Uit het onderzoek dat ik door RHV Erasmus Universiteit en Ecorys naar de concurrentieverhoudingen tussen de zeehavens5 heb laten doen blijkt dat de Duitsland en Vlaanderen uit algemene middelen een bijdrage aan de zeehavens leveren daar waar Nederland geen steun verleend. Deze bijdragen bestaan onder andere uit investeringen in havenbekkens, kaden, terreinen, operationele kosten van het havenbeheer en het afdekken van verliezen, maar is bijvoorbeeld exclusief investeringen in de maritieme toegangsweg, eventuele steun aan havenaanloop, doorvoer en fiscale steun.
Het onderzoek naar de concurrentieverhoudingen tussen de zeehavens benoemt wel de discussie rond de vrijstelling van vpb voor havenbeheerders. Daarbij wordt geconstateerd dat de Belgische gemeentelijke autonome havenbeheerders wettelijk zijn vrijgesteld van vpb. In het geval van Duitsland laten de havenbeheerders structurele verliezen zien waardoor zij feitelijk geen vpb betalen, echter deze verliezen worden met algemene middelen afgedekt. Ten aanzien van dat laatste concluderen de onderzoekers dat indien de niet onderworpenheid aan vpb zou worden opgeheven, de Nederlandse havens extra zouden worden benadeeld.
Ik ben verheugd dat de Commissie eerste stappen heeft gezet richting eerlijke grensoverschrijdende concurrentie tussen havenbeheerders door ook België, Frankrijk en Duitsland te onderzoeken op het gebied van vpb. Ik ben er ook niet op tegen dat de Nederlandse havenbeheerders uiteindelijk vpb gaan betalen. Echter, ik ben er op tegen dat Nederland eerder dan de ons omringende landen zijn zeehavenbeheerders aan vpb onderwerpt. Daarom heb ik de Commissie nadrukkelijk laten weten dat ik vind dat de onderzoeken in de Hamburg – Le Havre range gelijkgeschakeld zouden moeten worden. Bovendien blijkt uit het onderzoek naar de concurrentieverhoudingen tussen de zeehavens dat de verstoring van de markt voor havenbeheerders zich niet beperkt tot belastingvoordelen. Vandaar dat ik de Commissie wederom heb opgeroepen om te komen met een integrale aanpak door middel van richtsnoeren staatssteun aan zeehavens.

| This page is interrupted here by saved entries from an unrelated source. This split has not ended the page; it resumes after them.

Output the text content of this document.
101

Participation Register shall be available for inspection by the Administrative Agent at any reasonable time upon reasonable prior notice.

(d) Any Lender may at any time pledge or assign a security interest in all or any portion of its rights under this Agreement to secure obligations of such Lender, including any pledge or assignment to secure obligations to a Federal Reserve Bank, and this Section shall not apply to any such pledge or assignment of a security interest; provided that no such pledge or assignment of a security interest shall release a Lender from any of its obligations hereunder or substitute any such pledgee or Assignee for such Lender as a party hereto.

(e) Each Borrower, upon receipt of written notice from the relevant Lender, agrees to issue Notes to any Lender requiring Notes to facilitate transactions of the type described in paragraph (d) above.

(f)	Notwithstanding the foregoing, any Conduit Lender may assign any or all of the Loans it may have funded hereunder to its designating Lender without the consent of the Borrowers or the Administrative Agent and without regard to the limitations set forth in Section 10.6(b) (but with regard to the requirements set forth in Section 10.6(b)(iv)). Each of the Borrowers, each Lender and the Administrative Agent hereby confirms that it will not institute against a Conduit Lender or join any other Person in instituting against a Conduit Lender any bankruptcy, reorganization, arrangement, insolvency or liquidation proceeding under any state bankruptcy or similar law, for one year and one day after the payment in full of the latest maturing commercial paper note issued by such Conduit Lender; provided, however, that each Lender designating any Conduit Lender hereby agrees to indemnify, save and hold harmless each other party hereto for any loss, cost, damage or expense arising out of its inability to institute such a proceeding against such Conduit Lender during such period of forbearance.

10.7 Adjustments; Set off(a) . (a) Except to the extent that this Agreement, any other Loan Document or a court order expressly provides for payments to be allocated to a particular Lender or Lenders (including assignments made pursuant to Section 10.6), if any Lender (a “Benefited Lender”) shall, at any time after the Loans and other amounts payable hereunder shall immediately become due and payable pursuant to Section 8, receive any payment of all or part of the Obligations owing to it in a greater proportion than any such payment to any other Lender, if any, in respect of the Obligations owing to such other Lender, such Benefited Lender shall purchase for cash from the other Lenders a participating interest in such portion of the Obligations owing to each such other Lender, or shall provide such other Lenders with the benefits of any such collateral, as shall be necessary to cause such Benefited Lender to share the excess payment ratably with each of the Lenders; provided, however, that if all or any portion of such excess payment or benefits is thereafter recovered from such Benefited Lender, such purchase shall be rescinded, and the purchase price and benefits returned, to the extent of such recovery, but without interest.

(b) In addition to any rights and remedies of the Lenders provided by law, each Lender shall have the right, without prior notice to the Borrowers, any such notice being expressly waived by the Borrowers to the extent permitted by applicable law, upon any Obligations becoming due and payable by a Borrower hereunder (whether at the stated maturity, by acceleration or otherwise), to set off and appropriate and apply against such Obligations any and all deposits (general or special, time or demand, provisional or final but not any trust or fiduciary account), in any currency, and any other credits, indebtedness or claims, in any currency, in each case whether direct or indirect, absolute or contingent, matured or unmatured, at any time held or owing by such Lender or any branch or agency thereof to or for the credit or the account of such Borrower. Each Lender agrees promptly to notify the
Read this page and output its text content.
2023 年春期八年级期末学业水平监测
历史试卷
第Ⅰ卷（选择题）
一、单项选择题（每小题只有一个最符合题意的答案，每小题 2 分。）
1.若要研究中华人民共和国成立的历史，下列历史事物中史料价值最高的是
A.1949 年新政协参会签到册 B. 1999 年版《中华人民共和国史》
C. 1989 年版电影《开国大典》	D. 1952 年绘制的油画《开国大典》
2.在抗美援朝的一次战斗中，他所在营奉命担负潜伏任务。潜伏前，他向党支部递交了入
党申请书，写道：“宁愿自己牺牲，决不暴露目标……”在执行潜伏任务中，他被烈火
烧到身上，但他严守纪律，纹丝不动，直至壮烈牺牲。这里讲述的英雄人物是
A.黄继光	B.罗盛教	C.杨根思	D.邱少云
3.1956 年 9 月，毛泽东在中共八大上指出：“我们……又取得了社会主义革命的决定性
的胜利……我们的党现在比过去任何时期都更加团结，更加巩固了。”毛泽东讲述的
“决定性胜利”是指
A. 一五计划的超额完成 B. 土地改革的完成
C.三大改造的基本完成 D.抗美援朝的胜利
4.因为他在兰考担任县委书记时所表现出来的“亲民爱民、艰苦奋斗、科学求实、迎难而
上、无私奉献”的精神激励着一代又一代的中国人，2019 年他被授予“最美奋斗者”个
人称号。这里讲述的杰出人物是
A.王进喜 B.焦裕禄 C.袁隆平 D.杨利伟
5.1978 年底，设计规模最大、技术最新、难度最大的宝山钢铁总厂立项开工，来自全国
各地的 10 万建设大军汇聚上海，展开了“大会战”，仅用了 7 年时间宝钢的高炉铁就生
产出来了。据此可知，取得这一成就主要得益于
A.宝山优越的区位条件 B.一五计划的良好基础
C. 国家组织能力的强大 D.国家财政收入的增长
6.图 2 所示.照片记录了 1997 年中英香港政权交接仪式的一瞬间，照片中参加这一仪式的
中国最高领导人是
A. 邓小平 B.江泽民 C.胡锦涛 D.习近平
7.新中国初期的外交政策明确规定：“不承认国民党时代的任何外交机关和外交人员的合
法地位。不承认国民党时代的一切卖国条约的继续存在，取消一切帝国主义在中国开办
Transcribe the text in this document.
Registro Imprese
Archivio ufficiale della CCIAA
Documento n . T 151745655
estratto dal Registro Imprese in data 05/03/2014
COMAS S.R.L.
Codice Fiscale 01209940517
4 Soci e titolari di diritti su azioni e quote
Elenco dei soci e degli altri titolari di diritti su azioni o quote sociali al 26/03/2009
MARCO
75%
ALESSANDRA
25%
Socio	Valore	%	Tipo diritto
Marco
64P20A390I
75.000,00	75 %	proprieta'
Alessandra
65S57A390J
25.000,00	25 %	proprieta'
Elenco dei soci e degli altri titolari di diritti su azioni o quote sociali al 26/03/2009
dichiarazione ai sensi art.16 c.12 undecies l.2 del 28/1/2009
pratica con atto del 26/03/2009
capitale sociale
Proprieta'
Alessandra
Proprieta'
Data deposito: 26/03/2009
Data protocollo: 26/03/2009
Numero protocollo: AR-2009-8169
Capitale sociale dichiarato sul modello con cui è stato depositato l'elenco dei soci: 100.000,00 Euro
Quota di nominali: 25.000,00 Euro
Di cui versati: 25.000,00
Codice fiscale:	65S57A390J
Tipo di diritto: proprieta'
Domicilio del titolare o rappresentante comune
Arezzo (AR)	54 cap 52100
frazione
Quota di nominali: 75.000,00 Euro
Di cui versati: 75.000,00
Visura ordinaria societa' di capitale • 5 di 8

Wat was de aanleiding voor de Europese Commissie om dit onderzoek te starten?
Graag verwijs ik naar het antwoord op uw eerste vraag.
Klopt het dat het onderzoek van de Europese Commissie zich beperkt tot Duitsland, België, Frankrijk en Nederland? Zo ja, is het ook niet belangrijk dat er gekeken wordt naar andere havens, zoals Piraeus in Griekenland waar China veel in investeert?
De Commissie noemt in het persbericht van 9 juli jl. naast Nederland nog drie lidstaten in het bijzonder6 In het geval van België en Frankrijk is een brief gestuurd in het kader van de samenwerkingsprocedure waarbij de Commissie haar zorgen over eventuele ongerechtvaardigde vpb-voordelen heeft geuit en beide lidstaten de mogelijkheid biedt om daarop te reageren. In het geval van Duitsland lijkt het erop dat de havenbeheerders zijn onderworpen aan vpb, maar de Commissie heeft meer informatie gevraagd om er zeker van te zijn dat de Duitse havenbeheerders geen onrechtmatige concurrentievoordelen genieten. Tevens geeft de Commissie in het persbericht aan dat het verder informatie vergaart over de belastingheffing van havens in andere lidstaten en onderzoek blijft doen naar het functioneren van en de belastingregeling voor havens. Hiermee wordt de indruk gewekt dat het onderzoek zich niet tot deze vier lidstaten beperkt. Het is echter aan de Commissie om hierover nadere uitspraken te doen.